Metamath Proof Explorer


Theorem mhmima

Description: The homomorphic image of a submonoid is a submonoid. (Contributed by Mario Carneiro, 10-Mar-2015) (Proof shortened by AV, 8-Mar-2025)

Ref Expression
Assertion mhmima
|- ( ( F e. ( M MndHom N ) /\ X e. ( SubMnd ` M ) ) -> ( F " X ) e. ( SubMnd ` N ) )

Proof

Step Hyp Ref Expression
1 imassrn
 |-  ( F " X ) C_ ran F
2 eqid
 |-  ( Base ` M ) = ( Base ` M )
3 eqid
 |-  ( Base ` N ) = ( Base ` N )
4 2 3 mhmf
 |-  ( F e. ( M MndHom N ) -> F : ( Base ` M ) --> ( Base ` N ) )
5 4 adantr
 |-  ( ( F e. ( M MndHom N ) /\ X e. ( SubMnd ` M ) ) -> F : ( Base ` M ) --> ( Base ` N ) )
6 5 frnd
 |-  ( ( F e. ( M MndHom N ) /\ X e. ( SubMnd ` M ) ) -> ran F C_ ( Base ` N ) )
7 1 6 sstrid
 |-  ( ( F e. ( M MndHom N ) /\ X e. ( SubMnd ` M ) ) -> ( F " X ) C_ ( Base ` N ) )
8 eqid
 |-  ( 0g ` M ) = ( 0g ` M )
9 eqid
 |-  ( 0g ` N ) = ( 0g ` N )
10 8 9 mhm0
 |-  ( F e. ( M MndHom N ) -> ( F ` ( 0g ` M ) ) = ( 0g ` N ) )
11 10 adantr
 |-  ( ( F e. ( M MndHom N ) /\ X e. ( SubMnd ` M ) ) -> ( F ` ( 0g ` M ) ) = ( 0g ` N ) )
12 5 ffnd
 |-  ( ( F e. ( M MndHom N ) /\ X e. ( SubMnd ` M ) ) -> F Fn ( Base ` M ) )
13 2 submss
 |-  ( X e. ( SubMnd ` M ) -> X C_ ( Base ` M ) )
14 13 adantl
 |-  ( ( F e. ( M MndHom N ) /\ X e. ( SubMnd ` M ) ) -> X C_ ( Base ` M ) )
15 8 subm0cl
 |-  ( X e. ( SubMnd ` M ) -> ( 0g ` M ) e.
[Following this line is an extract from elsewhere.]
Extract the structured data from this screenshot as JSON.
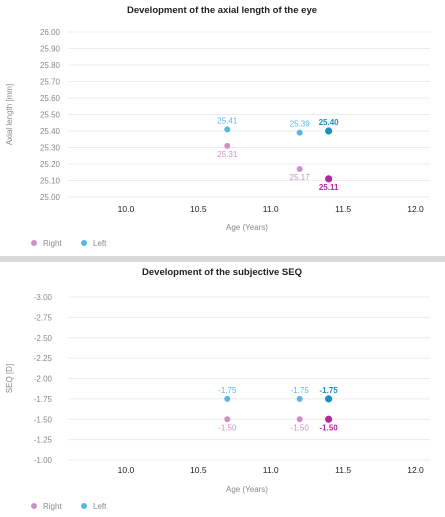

X )
16 15 adantl
 |-  ( ( F e. ( M MndHom N ) /\ X e. ( SubMnd ` M ) ) -> ( 0g ` M ) e. X )
17 fnfvima
 |-  ( ( F Fn ( Base ` M ) /\ X C_ ( Base ` M ) /\ ( 0g ` M ) e. X ) -> ( F ` ( 0g ` M ) ) e. ( F " X ) )
18 12 14 16 17 syl3anc
 |-  ( ( F e. ( M MndHom N ) /\ X e. ( SubMnd ` M ) ) -> ( F ` ( 0g ` M ) ) e. ( F " X ) )
19 11 18 eqeltrrd
 |-  ( ( F e. ( M MndHom N ) /\ X e. ( SubMnd ` M ) ) -> ( 0g ` N ) e. ( F " X ) )
20 simpl
 |-  ( ( F e. ( M MndHom N ) /\ X e. ( SubMnd ` M ) ) -> F e. ( M MndHom N ) )
21 eqidd
 |-  ( ( F e. ( M MndHom N ) /\ X e. ( SubMnd ` M ) ) -> ( +g ` M ) = ( +g ` M ) )
22 eqidd
 |-  ( ( F e. ( M MndHom N ) /\ X e. ( SubMnd ` M ) ) -> ( +g ` N ) = ( +g ` N ) )
23 eqid
 |-  ( +g ` M ) = ( +g ` M )
24 23 submcl
 |-  ( ( X e. ( SubMnd ` M ) /\ z e. X /\ x e. X ) -> ( z ( +g ` M ) x ) e. X )
25 24 3adant1l
 |-  ( ( ( F e. ( M MndHom N ) /\ X e. ( SubMnd ` M ) ) /\ z e. X /\ x e. X ) -> ( z ( +g ` M ) x ) e. X )
26 20 14 21 22 25 mhmimalem
 |-  ( ( F e. ( M MndHom N ) /\ X e. ( SubMnd ` M ) ) -> A. x e. ( F " X ) A. y e. ( F " X ) ( x ( +g ` N ) y ) e. ( F " X ) )
27 mhmrcl2
 |-  ( F e. ( M MndHom N ) -> N e. Mnd )
28 27 adantr
 |-  ( ( F e. ( M MndHom N ) /\ X e. ( SubMnd ` M ) ) -> N e. Mnd )
29 eqid
 |-  ( +g ` N ) = ( +g ` N )
30 3 9 29 issubm
 |-  ( N e. Mnd -> ( ( F " X ) e. ( SubMnd ` N ) <-> ( ( F " X ) C_ ( Base ` N ) /\ ( 0g ` N ) e. ( F " X ) /\ A. x e. ( F " X ) A. y e. ( F " X ) ( x ( +g ` N ) y ) e. ( F " X ) ) ) )
31 28 30 syl
 |-  ( ( F e. ( M MndHom N ) /\ X e. ( SubMnd ` M ) ) -> ( ( F " X ) e. ( SubMnd ` N ) <-> ( ( F " X ) C_ ( Base ` N ) /\ ( 0g ` N ) e. ( F " X ) /\ A. x e. ( F " X ) A. y e. ( F " X ) ( x ( +g ` N ) y ) e. ( F " X ) ) ) )
32 7 19 26 31 mpbir3and
 |-  ( ( F e. ( M MndHom N ) /\ X e. ( SubMnd ` M ) ) -> ( F " X ) e. ( SubMnd ` N ) )